The story of Dick Conant, an American folk hero who, over the course of more than 20 years, solo canoed thousands of miles of American rivers—and then in 2016 disappeared off the coast of North Carolina.
If the missing-person element provides the current that sweeps Riverman forward, the book amounts to much more: a portrait of forgotten American byways and the eccentric characters who populate them, a cursory history of river travel in America and, not least, an effort to solve the riddle of Conant himself — not only his whereabouts but also his elusive and irresistible nature. As a chronicle of perseverance and inchoate questing, this quietly profound book belongs on the shelf next to Jon Krakauer’s Into the Wild ... A second book runs beneath the surface of Riverman like an undercurrent, and hints at the reasons McGrath is so drawn to Conant’s story. In an age when everything is relentlessly online and the real world is increasingly mediated through screens, Conant and his canoe represent something slower and quieter, closer to nature ... McGrath sets all of this down in prose that is poised and elegant, almost circumspect. When his personality does poke irrepressibly through, the effect is unexpected and delightful ... Mostly, though, and to his credit, McGrath has the good sense to stay in the shadows, to ensure that the main personality on the page belongs to Conant. And what a personality it is. In his quoted journal passages, Conant has a strong and distinctive voice ... In one sense McGrath never solves the mystery that opens his book: He doesn’t recover the body. But he does something at least as impressive from a journalistic perspective: He recovers the person, and he restores him to life on the page.

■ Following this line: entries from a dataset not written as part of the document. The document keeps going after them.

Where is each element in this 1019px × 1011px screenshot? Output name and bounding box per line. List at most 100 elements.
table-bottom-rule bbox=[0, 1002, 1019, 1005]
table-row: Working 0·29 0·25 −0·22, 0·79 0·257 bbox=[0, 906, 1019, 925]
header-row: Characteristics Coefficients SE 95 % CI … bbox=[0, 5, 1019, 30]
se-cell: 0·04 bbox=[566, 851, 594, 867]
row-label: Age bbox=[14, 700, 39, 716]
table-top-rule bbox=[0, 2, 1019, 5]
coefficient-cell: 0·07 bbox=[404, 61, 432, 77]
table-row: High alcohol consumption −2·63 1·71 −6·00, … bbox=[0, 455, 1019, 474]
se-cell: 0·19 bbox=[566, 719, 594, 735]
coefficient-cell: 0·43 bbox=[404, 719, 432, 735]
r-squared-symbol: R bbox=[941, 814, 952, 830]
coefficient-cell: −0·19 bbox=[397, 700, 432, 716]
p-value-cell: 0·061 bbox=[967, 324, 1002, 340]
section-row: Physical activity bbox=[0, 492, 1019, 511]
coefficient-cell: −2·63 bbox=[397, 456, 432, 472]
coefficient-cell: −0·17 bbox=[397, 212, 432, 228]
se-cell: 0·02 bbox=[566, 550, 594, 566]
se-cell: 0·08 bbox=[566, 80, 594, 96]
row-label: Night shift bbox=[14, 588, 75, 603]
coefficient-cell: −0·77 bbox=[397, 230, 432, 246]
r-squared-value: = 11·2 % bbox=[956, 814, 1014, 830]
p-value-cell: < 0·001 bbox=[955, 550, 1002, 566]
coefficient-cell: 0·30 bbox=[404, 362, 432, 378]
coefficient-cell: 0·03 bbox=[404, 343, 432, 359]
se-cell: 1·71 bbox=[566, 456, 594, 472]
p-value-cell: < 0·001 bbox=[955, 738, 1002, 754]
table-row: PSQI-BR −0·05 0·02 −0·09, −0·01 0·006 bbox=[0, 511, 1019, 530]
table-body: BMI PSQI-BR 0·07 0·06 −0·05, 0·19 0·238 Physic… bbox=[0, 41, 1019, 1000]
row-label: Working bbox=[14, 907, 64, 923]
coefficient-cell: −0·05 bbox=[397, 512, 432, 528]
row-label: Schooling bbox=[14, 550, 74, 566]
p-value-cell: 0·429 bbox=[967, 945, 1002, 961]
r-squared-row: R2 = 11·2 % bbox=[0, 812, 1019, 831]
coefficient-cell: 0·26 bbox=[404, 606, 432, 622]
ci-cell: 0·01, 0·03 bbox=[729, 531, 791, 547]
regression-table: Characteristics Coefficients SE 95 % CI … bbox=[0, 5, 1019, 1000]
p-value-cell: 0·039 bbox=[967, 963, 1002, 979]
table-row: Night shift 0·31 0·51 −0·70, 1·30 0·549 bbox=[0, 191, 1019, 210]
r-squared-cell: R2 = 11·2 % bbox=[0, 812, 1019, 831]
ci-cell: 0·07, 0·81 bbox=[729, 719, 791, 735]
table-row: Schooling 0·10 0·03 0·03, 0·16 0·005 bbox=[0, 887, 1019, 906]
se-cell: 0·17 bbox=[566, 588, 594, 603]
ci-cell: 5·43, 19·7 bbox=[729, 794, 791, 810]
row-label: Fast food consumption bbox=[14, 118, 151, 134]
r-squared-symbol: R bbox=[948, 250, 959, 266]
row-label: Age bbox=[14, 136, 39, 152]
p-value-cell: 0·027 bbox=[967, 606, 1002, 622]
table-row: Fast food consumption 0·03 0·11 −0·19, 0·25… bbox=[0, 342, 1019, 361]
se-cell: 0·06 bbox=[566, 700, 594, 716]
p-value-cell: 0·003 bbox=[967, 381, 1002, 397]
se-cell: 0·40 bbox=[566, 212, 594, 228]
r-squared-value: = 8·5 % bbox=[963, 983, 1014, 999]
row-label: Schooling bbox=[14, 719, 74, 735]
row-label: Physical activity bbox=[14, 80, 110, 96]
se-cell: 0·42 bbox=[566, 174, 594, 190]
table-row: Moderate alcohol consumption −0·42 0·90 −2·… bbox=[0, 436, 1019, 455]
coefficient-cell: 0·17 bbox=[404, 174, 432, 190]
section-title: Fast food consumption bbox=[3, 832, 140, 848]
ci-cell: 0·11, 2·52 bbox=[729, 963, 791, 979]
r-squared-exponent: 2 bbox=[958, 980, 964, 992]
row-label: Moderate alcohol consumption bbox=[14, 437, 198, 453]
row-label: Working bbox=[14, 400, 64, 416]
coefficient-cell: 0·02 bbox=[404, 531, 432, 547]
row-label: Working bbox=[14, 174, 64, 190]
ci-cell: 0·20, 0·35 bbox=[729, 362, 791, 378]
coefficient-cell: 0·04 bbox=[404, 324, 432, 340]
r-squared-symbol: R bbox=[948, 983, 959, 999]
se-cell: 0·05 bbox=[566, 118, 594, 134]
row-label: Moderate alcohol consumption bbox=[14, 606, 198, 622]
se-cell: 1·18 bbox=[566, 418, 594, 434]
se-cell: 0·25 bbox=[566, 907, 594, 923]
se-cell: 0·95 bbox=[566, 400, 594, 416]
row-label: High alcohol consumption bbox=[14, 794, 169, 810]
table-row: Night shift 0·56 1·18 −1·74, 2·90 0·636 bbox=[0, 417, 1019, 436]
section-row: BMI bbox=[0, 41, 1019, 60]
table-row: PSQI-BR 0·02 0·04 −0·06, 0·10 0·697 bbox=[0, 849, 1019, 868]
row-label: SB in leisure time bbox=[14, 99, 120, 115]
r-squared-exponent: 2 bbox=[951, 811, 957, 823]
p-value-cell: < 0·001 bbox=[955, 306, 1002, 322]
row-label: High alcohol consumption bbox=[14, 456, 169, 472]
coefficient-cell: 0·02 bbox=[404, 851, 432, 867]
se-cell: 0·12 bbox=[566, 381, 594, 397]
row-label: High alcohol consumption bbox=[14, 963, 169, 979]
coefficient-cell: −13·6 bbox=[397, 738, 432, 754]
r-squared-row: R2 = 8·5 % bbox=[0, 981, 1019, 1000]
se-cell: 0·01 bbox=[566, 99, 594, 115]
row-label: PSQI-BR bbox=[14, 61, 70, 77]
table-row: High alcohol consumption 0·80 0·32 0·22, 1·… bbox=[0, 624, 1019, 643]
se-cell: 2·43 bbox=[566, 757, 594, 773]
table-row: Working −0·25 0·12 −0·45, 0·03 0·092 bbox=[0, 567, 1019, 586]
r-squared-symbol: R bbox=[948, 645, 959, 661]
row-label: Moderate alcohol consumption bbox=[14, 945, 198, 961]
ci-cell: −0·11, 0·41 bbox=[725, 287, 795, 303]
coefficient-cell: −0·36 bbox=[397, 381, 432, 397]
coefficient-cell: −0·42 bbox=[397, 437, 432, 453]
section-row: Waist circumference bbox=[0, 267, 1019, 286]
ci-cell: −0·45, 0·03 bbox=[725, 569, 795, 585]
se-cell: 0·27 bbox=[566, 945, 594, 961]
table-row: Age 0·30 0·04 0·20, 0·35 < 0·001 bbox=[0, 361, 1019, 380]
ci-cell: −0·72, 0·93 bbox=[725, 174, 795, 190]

Mr. McGrath knew a good story when he saw it. He had stumbled upon an archetypal American outsider, a brilliant, sociable, sensitive misfit whose journeys harked back to America’s early romance with rivers ... Mr. McGrath captures his subject with warmth and humor ... Although Mr. McGrath is unable to find answers to all his questions, his book is a tenacious, entertaining feat of narrative nonfiction that owes much to John McPhee’s splendid chronicles of peripatetic Americans ... A worthy addition to the literature of American restlessness.

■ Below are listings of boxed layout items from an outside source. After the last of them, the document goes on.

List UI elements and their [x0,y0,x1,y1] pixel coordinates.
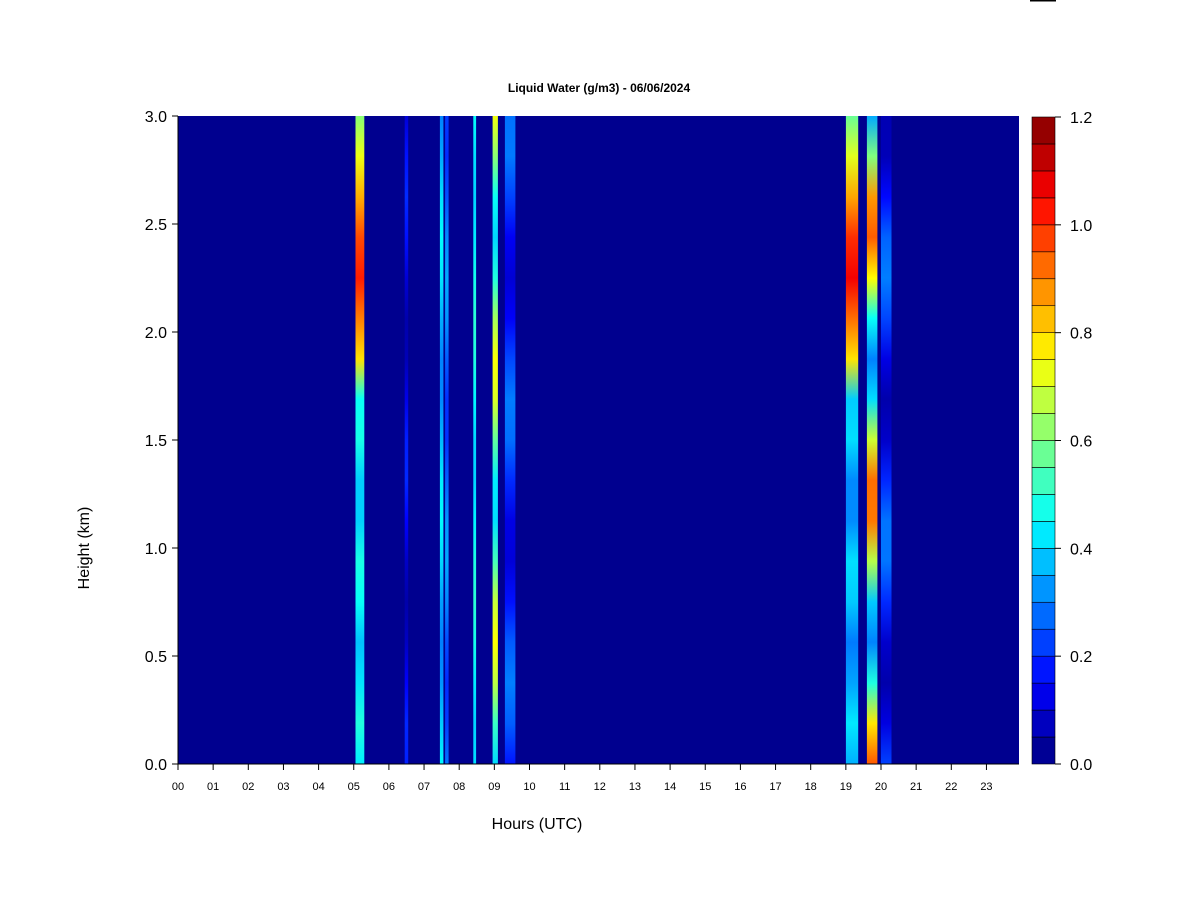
liquid-water-bands [355,116,892,764]
colorbar-segment [1031,736,1056,765]
x-tick-label: 13 [629,781,641,793]
x-tick-label: 00 [172,781,184,793]
liquid-water-band [473,116,477,764]
chart-title: Liquid Water (g/m3) - 06/06/2024 [508,81,691,95]
y-tick-label: 1.0 [145,541,167,558]
liquid-water-band [404,116,409,764]
y-axis-ticks: 0.0 0.5 1.0 1.5 2.0 2.5 3.0 [145,109,178,774]
colorbar-segment [1031,494,1056,522]
colorbar-segment [1031,197,1056,226]
liquid-water-band [504,116,516,764]
y-tick-label: 1.5 [145,433,167,450]
x-tick-label: 14 [664,781,676,793]
colorbar-segment [1031,143,1056,172]
colorbar-segment [1031,251,1056,280]
x-tick-label: 05 [348,781,360,793]
colorbar-segment [1031,332,1056,360]
x-tick-label: 19 [840,781,852,793]
colorbar-segment [1031,521,1056,549]
y-tick-label: 0.0 [145,757,167,774]
x-tick-label: 07 [418,781,430,793]
liquid-water-band [355,116,365,764]
y-axis-label: Height (km) [76,507,93,590]
colorbar-tick-label: 0.4 [1070,541,1092,558]
x-tick-label: 22 [945,781,957,793]
colorbar-segment [1031,116,1056,145]
liquid-water-band [445,116,449,764]
colorbar-tick-label: 0.6 [1070,434,1092,451]
liquid-water-band [439,116,444,764]
x-tick-label: 17 [769,781,781,793]
x-tick-label: 04 [312,781,324,793]
colorbar-ticks: 0.0 0.2 0.4 0.6 0.8 1.0 1.2 [1055,110,1092,774]
colorbar [1031,116,1056,765]
liquid-water-band [866,116,878,764]
colorbar-segment [1031,601,1056,630]
x-tick-label: 15 [699,781,711,793]
colorbar-segment [1031,574,1056,603]
colorbar-segment [1031,440,1056,468]
x-axis-ticks: 00 01 02 03 04 05 06 07 08 09 10 11 12 13 14 15 16 17 18 19… [172,764,993,793]
colorbar-tick-label: 1.0 [1070,218,1092,235]
x-tick-label: 20 [875,781,887,793]
x-tick-label: 21 [910,781,922,793]
colorbar-tick-label: 0.0 [1070,757,1092,774]
colorbar-segment [1031,467,1056,495]
x-tick-label: 16 [734,781,746,793]
x-tick-label: 12 [594,781,606,793]
x-tick-label: 23 [980,781,992,793]
colorbar-segment [1031,170,1056,199]
x-tick-label: 18 [805,781,817,793]
colorbar-segment [1031,278,1056,307]
liquid-water-band [881,116,892,764]
plot-background [178,116,1019,764]
colorbar-segment [1031,709,1056,738]
colorbar-segment [1031,386,1056,414]
colorbar-segment [1031,682,1056,711]
x-tick-label: 06 [383,781,395,793]
colorbar-segment [1031,359,1056,387]
liquid-water-band [845,116,859,764]
x-tick-label: 09 [488,781,500,793]
colorbar-segment [1031,305,1056,333]
x-tick-label: 11 [559,781,570,793]
y-tick-label: 3.0 [145,109,167,126]
y-tick-label: 0.5 [145,649,167,666]
x-tick-label: 03 [277,781,289,793]
x-tick-label: 02 [242,781,254,793]
colorbar-tick-label: 0.2 [1070,649,1092,666]
colorbar-tick-label: 0.8 [1070,326,1092,343]
x-axis-label: Hours (UTC) [492,816,583,833]
y-tick-label: 2.5 [145,217,167,234]
colorbar-segment [1031,655,1056,684]
x-tick-label: 01 [207,781,219,793]
x-tick-label: 08 [453,781,465,793]
colorbar-segment [1031,413,1056,441]
liquid-water-band [492,116,498,764]
legend-corner-mark [1030,0,1056,2]
colorbar-segment [1031,548,1056,576]
colorbar-segment [1031,224,1056,253]
plot-area [177,116,1019,765]
y-tick-label: 2.0 [145,325,167,342]
colorbar-segment [1031,628,1056,657]
x-tick-label: 10 [523,781,535,793]
colorbar-tick-label: 1.2 [1070,110,1092,127]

Fascinating ... The glimpses of McGrath's life makes the book into a diptych depicting American manhood ... Riverman is rich with detail about small-town America, those little communities that have made their livings off the commerce generated by waterways. Embedded in the narrative, however, are multiple anecdotes about the ways that class intersects with the picture ... But unspoken in McGrath's story are issues of race and gender. I'm a woman who has spent much of her life participating in outdoor recreation; it is hard to imagine how less free a woman or a person of color would be to show up in town after town as a lone traveler ... For men like Conant, the domestic life, the settled life, was impossible. And despite his own success, one senses that McGrath, too, wishes to feel the freedom he sees in Conant's itinerant journey. What emerges is a story that wends its way through the fluid state of American masculinity in our tumultuous times.